The advantage of imaging to me is that one can store multiple snapshots of the HDD on another device.

I have images of my Desktop PC, Laptop, and another family member's PC on my external HDD. The only downside is that full-disk images are not compressed that much, or not as much as I had expected when selecting the "medium" compression mode in the Macrium setup.

Since the free version doesn't include incremental or differential imaging options, I have to use the full-disk imaging method.

That's not too bad though, in my opinion, since I can test the full-disk image and not be concerned about an incremental chain image being corrupt or missing.

I'm not sure how valid the corruption probability is though, since I've not tried the Macrium Pro version.

When I was researching various imaging freeware's, I did read some posts elsewhere about that occurring, ie, running a long-standing image chain and then trying to restore to a HDD. If one of the chain images (incremental/differential) is corrupt, then the entire chain is rendered useless.

That's what I've read but I can't confirm it.

This is one reason I prefer staying with the Macrium free version since, for my needs, I'm only interested in storing a few snapshots of full-disk images.

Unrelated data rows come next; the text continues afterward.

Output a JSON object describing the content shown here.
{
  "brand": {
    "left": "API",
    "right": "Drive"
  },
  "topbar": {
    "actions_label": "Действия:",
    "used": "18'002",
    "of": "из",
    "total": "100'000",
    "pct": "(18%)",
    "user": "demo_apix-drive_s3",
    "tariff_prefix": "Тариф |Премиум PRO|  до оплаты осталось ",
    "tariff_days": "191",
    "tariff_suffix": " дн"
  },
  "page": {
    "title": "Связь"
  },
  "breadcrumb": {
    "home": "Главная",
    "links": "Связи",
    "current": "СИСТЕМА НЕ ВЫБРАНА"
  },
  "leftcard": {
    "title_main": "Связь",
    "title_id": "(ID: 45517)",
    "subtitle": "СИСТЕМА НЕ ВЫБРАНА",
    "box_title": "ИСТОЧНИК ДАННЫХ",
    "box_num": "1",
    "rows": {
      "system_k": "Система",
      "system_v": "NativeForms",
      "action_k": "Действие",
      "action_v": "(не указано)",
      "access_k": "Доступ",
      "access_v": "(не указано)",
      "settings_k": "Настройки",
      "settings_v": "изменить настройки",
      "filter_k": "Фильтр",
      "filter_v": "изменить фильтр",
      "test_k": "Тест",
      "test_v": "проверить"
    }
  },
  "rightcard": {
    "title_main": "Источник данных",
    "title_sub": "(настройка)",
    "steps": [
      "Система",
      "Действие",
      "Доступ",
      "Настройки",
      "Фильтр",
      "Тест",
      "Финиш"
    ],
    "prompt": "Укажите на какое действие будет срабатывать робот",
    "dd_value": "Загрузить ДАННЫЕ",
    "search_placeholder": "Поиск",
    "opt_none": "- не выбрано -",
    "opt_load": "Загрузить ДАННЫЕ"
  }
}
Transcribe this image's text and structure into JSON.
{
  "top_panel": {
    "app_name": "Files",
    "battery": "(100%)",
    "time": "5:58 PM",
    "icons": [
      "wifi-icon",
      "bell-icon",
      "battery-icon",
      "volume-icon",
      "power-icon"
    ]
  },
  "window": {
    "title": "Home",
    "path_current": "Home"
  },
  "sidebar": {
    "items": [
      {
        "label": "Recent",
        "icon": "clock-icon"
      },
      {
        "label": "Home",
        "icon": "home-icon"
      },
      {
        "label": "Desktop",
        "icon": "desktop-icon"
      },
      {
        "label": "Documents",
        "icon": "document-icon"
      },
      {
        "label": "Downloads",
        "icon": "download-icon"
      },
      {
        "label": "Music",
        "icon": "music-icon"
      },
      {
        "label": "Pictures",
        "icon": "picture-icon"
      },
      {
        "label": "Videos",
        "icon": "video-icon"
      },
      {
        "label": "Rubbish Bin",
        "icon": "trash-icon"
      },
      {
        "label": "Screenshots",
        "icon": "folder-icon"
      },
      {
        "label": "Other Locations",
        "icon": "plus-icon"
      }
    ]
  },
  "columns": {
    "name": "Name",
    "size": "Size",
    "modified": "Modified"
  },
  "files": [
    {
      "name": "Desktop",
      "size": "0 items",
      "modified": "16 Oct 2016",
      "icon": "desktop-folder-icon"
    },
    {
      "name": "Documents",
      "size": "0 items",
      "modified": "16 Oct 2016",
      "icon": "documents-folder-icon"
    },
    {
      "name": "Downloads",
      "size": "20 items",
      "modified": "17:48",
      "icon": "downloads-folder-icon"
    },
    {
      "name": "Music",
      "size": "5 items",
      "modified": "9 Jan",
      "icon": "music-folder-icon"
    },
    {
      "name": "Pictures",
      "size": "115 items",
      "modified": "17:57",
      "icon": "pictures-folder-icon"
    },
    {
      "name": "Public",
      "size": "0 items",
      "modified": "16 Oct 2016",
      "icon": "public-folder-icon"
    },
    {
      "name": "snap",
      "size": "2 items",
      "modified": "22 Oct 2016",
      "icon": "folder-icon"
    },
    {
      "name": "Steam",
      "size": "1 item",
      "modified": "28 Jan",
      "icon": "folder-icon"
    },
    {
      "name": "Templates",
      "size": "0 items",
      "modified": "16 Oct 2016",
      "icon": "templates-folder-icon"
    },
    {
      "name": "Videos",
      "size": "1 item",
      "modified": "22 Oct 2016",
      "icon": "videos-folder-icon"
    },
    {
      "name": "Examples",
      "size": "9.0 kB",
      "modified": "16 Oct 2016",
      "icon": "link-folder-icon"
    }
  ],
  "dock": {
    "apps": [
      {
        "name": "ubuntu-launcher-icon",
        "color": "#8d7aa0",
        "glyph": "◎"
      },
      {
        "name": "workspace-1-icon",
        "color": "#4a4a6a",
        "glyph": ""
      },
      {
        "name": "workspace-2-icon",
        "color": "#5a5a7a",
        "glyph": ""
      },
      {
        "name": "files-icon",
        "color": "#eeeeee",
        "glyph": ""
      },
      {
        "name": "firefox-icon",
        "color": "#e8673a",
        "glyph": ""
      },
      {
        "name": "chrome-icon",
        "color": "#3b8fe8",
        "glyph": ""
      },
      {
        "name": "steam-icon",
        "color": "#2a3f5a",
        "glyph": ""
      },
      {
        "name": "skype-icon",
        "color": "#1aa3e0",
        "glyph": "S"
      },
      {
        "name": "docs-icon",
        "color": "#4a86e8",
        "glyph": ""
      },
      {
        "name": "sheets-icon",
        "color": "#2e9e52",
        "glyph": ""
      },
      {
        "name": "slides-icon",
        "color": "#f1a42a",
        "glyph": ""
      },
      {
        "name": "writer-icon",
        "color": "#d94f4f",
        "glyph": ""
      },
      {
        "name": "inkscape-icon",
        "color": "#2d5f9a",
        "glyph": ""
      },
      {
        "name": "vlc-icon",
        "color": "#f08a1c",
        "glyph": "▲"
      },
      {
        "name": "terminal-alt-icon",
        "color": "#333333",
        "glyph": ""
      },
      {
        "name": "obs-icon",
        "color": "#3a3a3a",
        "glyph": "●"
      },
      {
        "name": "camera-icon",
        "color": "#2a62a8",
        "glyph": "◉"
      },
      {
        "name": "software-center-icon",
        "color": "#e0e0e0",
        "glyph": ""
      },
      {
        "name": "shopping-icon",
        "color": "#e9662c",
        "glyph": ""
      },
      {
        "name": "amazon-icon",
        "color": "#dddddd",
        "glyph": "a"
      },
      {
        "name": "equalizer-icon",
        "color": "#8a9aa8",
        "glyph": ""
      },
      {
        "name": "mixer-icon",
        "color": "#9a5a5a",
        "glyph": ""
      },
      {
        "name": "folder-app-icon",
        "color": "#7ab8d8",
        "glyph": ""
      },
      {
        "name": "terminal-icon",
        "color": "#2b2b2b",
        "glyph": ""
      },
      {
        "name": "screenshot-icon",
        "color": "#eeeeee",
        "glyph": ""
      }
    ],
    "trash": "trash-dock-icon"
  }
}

It's a bit unfair to blame Macrium Reflect for problems that are common to all writable disks and are not necessarily produced by the program. Even dedicated CD/DVD writing software regularly have failures writing or copying disks. It is essential to check that your media works because defects in the media and disk writer hardware cause many problems. Disks written in one optical drive often do not read in others so if you are working with multiple CD/DVD drives than check they work in all of them. A major reason for problems is using cheaper disks. I almost exclusively use the cheapest disks I can find but I can only do this because I always use write verification, generally use ImgBurn which more clearly detects and indicates disk problems when writing, (Edit->) and it doesn't bother me if I have to throw many disks away. (<-Edit) I also try out all restore disks that I create because, as you have found out, it is a real problem if they don't work when you really need them. As to the latest versions of Macrium Reflect, I have had no problems creating many WinPE and Linux disks on many different system using both the 32-bit and 64-bit editions. When I help friends with their PC problems I generally setup their backup software, make the backups and ensure that they have working restore disks.